NLP & Transformers: BERT, GPT, RAG & AI Agents

01The NLP Pipeline

02Why Text is Hard for Computers

03Tokenization Strategies

04Word2Vec & GloVe Embeddings

05RNNs and LSTMs

06Attention Mechanism

07Transformer Architecture

08BERT vs GPT

09Fine-tuning with Hugging Face

10RAG: Retrieval-Augmented Generation

11AI Agents & ReAct

12Interview Tips

Natural Language Processing (NLP) is the field that makes computers understand, interpret, and generate human language. For most of AI history, NLP was a graveyard of clever heuristics and hand-crafted rules. Then word embeddings came along, then RNNs, and then — in 2017 — a paper titled "Attention is All You Need" changed everything.
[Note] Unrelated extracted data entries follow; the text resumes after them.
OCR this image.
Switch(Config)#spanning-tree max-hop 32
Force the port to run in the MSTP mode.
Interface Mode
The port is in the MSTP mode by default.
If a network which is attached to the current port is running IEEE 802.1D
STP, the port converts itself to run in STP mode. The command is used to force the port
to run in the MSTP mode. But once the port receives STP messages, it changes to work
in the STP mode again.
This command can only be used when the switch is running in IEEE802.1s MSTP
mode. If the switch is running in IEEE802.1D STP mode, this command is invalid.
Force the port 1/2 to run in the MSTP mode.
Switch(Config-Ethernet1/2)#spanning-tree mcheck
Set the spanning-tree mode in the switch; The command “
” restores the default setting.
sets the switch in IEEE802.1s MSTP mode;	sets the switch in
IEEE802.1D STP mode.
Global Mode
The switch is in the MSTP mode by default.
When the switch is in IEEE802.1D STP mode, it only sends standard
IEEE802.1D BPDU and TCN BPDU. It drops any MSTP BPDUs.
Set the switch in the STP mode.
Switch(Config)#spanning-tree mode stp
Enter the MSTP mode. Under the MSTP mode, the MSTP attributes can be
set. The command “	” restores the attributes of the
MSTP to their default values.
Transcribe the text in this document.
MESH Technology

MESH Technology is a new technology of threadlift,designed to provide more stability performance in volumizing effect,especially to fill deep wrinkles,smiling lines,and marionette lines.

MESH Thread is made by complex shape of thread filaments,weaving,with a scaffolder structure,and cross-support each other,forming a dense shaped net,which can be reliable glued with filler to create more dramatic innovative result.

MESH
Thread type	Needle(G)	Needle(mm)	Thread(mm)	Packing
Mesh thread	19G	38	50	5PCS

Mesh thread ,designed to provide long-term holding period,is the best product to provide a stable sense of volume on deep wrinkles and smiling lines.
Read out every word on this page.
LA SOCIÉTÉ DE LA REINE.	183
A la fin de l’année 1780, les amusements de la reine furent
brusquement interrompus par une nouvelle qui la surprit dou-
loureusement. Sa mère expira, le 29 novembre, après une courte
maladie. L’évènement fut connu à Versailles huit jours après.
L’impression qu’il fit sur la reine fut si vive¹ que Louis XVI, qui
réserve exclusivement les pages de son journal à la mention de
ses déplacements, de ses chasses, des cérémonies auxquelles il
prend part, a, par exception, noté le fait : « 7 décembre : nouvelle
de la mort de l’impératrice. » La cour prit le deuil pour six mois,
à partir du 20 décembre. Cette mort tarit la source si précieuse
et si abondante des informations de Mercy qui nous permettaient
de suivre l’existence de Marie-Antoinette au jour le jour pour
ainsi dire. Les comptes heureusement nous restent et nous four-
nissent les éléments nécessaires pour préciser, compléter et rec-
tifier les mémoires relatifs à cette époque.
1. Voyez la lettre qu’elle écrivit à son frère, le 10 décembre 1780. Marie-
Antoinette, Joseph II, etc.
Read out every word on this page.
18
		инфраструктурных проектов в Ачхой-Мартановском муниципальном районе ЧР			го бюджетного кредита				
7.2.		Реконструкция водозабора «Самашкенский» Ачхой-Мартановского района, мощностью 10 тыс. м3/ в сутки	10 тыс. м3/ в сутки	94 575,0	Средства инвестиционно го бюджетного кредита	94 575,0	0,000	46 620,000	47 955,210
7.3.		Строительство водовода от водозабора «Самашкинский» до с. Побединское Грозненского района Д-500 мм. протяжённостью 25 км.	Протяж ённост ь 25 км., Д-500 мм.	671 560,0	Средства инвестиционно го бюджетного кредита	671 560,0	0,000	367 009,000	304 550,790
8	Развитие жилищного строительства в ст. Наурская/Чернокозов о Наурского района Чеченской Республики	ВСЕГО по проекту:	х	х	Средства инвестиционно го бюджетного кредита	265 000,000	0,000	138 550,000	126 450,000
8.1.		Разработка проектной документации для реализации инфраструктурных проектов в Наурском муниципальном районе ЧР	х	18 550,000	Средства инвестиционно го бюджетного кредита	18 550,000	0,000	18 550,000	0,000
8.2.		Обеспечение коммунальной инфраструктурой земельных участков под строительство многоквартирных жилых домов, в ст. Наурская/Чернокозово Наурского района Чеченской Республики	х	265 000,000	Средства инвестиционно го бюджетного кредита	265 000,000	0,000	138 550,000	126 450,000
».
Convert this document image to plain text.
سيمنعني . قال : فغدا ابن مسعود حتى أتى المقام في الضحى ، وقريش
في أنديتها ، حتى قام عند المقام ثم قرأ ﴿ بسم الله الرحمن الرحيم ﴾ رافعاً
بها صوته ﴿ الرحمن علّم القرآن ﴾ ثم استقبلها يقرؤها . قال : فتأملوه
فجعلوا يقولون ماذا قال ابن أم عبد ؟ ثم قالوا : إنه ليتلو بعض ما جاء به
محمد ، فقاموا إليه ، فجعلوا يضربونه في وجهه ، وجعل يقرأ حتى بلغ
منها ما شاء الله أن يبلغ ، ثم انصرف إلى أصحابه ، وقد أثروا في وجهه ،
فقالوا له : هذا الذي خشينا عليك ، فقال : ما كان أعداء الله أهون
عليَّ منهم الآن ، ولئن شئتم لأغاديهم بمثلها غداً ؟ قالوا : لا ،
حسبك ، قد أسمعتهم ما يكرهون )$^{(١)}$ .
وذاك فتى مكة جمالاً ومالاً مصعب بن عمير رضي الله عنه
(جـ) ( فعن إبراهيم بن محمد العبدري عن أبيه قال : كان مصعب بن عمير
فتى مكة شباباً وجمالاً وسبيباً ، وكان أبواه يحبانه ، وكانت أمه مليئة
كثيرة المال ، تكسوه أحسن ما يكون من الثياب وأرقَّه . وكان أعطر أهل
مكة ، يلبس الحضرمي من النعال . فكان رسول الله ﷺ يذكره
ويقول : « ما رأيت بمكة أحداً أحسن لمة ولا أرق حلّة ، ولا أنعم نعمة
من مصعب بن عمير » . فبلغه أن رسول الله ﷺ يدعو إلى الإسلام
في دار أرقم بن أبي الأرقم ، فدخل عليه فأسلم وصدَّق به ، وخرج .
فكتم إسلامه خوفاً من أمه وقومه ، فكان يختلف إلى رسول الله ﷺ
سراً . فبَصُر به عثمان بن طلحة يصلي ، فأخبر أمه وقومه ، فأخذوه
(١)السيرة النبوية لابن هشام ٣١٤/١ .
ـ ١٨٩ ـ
Today, every major language model from ChatGPT to Gemini to Claude is built on the Transformer architecture described in that paper.

In this guide, we'll build your understanding from the ground up: starting with how raw text gets processed, building up through embeddings and sequence models, and finishing with the modern stack of Transformers, fine-tuning, RAG, and AI Agents. Every concept is connected to the next one.

Section 1

The NLP Pipeline: Raw Text to Prediction

Before any model sees text, that text goes through a processing pipeline. Think of it like a factory assembly line — raw material enters one end, and a structured representation comes out the other.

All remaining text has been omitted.